MAGRIS NELLA NUOVA CORPORATE GOVERNANCE DI INPACS

di Michele Magris

Essere membro associato di un’organizzazione internazionale è certamente motivo di grande orgoglio e fra i tratti distintivi che più mi piacciono di questa associazione c’è la capacità di avere una visione globale, di non alimentare distinzioni basate sulle differenze delle singole nazioni, di essere indipendente dalle speculazioni del mercato azionario e rigorosamente fedele al proprio codice etico.

Ricordo che due anni fa all’INPACS Annual Conference tenutosi a Palma de Mallorca ero rimasto sorpreso come calmo e disinvolto fosse il dialogo che l’associato russo aveva con l’associato INPACS ucraino; in un periodo di forti tensioni tra le due nazioni, tra bombardamenti e rivolte sociali, i delegati delle rispettive nazioni parlavano di come proseguire e andare avanti nonostante le difficoltà derivanti le reciproche politiche nazionali.  Così compresi che fare parte di INPACS significa anche essere parte di un unico mondo senza confini e con gli stessi obbiettivi.
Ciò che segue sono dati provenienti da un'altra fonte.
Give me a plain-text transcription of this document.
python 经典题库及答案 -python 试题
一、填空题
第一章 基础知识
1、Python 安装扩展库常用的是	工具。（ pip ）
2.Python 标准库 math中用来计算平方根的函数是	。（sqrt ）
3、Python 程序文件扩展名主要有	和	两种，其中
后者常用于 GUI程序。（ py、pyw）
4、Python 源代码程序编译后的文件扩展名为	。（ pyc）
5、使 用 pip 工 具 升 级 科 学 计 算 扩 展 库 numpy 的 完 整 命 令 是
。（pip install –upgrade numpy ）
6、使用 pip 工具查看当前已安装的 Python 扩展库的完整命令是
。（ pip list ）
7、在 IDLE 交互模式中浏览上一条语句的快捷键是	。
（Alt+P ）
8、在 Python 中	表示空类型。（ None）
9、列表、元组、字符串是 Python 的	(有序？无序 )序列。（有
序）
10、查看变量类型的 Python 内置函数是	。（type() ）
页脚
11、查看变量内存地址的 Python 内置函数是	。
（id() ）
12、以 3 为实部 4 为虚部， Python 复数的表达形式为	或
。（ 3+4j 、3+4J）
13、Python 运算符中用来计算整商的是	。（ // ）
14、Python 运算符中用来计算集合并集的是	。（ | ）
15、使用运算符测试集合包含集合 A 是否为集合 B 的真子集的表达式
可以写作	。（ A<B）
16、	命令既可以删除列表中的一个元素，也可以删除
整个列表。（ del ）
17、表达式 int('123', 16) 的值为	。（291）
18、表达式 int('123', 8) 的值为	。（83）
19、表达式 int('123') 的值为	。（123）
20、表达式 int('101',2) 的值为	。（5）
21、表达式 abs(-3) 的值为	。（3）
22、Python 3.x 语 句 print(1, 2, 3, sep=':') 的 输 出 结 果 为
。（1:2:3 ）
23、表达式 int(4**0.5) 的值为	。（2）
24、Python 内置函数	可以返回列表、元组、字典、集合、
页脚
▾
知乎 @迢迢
Oltre ai traguardi comuni penso che le attività migliori svolte da associato siano quelle legate alla condivisione. Normalmente parliamo di condivisione con amici quando abbiamo la stessa passione e la condividiamo, o quando sul lavoro c’è condivisione di obbiettivi, condivisione di risorse, di persone che unite vogliono arrivare allo stesso risultato.

Se penso alle esperienze associative in passato e in particolare al progetto che partì con Eurocom, di cui il gruppo Magris fu presidente prima con U. Magris e poi con F. Aglietti, ho sempre udito situazioni di amichevoli condivisioni riguardo acquisti e strategie che poi però svanivano quando finiva la riunione degli associati; fu anche questo tra i motivi principali che portarono il gruppo Magris ad uscire da Eurocom più di 12 anni fa e a non voler far più parte di questo consorzio associativo che successivamente cambiò nome in WE Italia.

Anche in INPACS dal 2004, anno di fondazione, tante cose sono cambiate: da “World of Hygiene” si è passati a “Global Supply Solution”. Il primo slogan dichiarava come campo di azione la pulizia professionale e l’igiene; con quello nuovo, l’obiettivo è di diventar leader nella

distribuzione di tutti i prodotti di categoria “No Food” volendo così in qualche modo cavalcare e seguire l’impronta di alcuni stati membri come Norvegia, Svezia, Germania ed alcuni paesi dell’Est Europa.

Magris Group ha fatto propri i valori fondanti di INPACS, attraverso l’adesione al più grande gruppo mondiale di distributori indipendenti avvenuta dal 1° Gennaio 2014. L’approccio internazionale, la coesione tra gli Stati membri e la condivisione degli obbiettivi hanno portato il nostro Gruppo a perorare solidamente la causa INPACS tanto che, dopo essere divenuto membro unico per l’Italia nel Gennaio 2015, Magris Group è diventato shareholder con una quota del 9,61%, nel Giugno del 2015.

In occasione della serata di Gala organizzata in concomitanza con ISSA Interclean di Amsterdam, Josè Del Pino, CEO di INPACS, ha presentato il nuovo Chairman – Kai Kruse – figlio del padre fondatore, “guru” nonché Senior Advisor Adolf Kruse; avvenimento importante, degno di standing ovation dei più di 200 invitati alla cena. Pochi minuti dopo, nella stessa serata di mercoledì 11 maggio 2016, è stato presentato anche il nuovo Supervisory Board di INPACS: 4 delegati scelti tra i membri di 35 nazioni. I 4 “Big” rappresentano la potenza di un gruppo che vende prodotti, innovazioni e sistemi per la pulizia professionale per un fatturato pari a 2.1 miliardi di euro.  Il Supervisory Board rimarrà in carica 2 anni e dovrà incontrarsi regolarmente per discutere delle nuove sfide e opportunità del mercato globale. I membri di tale Board sono: il Presidente di Igefa Germania nonché Chairman di INPACS Kai Kruse (Germania ed Est Europa), Roger Moore, Chief Executive di Nation Wide (principale distributore in Inghilterra), Hanne Martine Vedeler, Chief Executive di Norengros (Norvegia) e Umberto Magris, Presidente Magris Group (Italia).

Cogliamo l’occasione per congratularci con il nuovo Supervisory Board, augurando a tutti i membri un buon lavoro, volto al raggiungimento degli obiettivi preventivati e alla costante capacità di individuare e cogliere le nuove opportunità derivanti dal mercato.